In reporting its first-half results, Molins said that sales of new and rebuilt tobacco machines were supported by a strong opening order book, and that while order intake overall was slightly weaker than in the same period last year, current order prospects were relatively strong.
The division is continuing to focus on new product development and improvements in service performance.
Meanwhile, sales by the company’s Scientific Services division, at £11.4 million, were up by 23 percent, while operating profit was £0.1 million, compared with an £0.1 million loss during the first six months of 2012.
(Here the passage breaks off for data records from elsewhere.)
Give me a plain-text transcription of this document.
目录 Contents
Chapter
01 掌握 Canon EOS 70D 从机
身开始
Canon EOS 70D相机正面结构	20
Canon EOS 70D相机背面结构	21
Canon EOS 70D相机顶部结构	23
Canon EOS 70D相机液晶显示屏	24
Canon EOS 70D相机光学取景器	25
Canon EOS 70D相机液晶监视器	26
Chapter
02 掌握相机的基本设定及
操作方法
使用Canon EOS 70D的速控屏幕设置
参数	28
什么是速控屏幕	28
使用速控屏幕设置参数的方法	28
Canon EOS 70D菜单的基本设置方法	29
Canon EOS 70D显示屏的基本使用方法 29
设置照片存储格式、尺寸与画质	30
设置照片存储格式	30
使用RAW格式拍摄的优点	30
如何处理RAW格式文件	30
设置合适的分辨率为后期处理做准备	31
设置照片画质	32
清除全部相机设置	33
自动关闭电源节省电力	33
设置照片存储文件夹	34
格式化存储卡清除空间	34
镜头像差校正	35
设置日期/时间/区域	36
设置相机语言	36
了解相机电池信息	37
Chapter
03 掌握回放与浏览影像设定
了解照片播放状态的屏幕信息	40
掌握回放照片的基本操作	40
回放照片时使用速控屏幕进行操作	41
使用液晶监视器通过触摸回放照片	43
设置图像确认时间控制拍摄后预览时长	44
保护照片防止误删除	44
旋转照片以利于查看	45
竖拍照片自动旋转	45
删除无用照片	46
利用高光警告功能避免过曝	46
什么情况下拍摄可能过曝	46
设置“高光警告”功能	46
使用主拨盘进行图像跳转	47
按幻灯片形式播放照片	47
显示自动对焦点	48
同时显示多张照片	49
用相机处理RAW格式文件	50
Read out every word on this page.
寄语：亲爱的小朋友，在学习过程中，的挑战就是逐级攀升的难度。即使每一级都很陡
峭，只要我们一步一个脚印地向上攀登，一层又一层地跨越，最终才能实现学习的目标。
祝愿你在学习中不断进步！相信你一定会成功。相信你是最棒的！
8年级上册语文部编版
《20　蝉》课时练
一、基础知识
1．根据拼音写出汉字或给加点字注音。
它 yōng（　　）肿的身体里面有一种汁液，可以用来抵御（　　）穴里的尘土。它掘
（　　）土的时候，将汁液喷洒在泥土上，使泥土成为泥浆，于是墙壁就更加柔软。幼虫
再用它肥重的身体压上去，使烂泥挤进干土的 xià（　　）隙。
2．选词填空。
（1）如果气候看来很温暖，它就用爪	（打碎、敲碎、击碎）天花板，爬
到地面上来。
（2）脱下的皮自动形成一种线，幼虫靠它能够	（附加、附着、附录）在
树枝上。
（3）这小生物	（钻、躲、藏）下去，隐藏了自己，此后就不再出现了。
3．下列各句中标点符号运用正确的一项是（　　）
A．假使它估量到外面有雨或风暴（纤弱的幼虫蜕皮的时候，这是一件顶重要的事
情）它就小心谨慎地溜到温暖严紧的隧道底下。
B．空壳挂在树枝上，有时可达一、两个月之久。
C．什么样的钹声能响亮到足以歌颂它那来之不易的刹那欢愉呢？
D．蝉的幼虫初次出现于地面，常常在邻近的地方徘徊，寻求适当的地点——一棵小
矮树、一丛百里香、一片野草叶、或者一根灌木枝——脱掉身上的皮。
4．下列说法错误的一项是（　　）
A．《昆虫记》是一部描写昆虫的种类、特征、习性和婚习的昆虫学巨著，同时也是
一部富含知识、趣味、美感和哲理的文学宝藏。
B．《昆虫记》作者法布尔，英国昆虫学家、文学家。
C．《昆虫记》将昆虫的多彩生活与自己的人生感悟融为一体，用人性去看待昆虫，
The division, with its main facilities in the U.K. and U.S., comprises Arista Laboratories, an independent tobacco and smoke constituent analytical laboratory, and Cerulean, which supplies process and quality-control instruments to the tobacco industry, as well as other instruments and machinery to other industrial sectors.
Molins reported that order intake at Cerulean had been strong in most areas, with the key Chinese market remaining buoyant and its order book being boosted by a large, one-off project for a customer in North Africa.
Order intake at Arista Laboratories was lower than in the same period last year. Although it had been expected that regulatory requirements for the testing and reporting of tobacco product constituents in the U.S. would have been confirmed by the Food and Drug Administration (FDA) in the first half of the year, the regulatory framework had not been forthcoming, and the latest indication from the FDA was that guidance would be published in December, Molins said.
At the same time, sales by Molins’ Packaging Machinery division increased by 16 percent to £18.4 million, while operating profit was unchanged at £0.1 million.
“The increase in sales in the first half was supported by a strong opening order book, although margins were reduced as a result of an increase in high-engineering-content projects, with a lower proportion of sales of standardized machines,” Molins reported.
“The group has had a strong first half, with increases in both sales and underlying profit,” said Chief Executive Dick Hunter.
“We have continued our investment across the business, most notably in product development, as well as through the expansion of our Packaging Machinery presence in Asia.
“The order book supports the group’s full-year trading performance being second-half weighted as in previous years.
“The board’s expectation of performance for the full year remains unchanged.”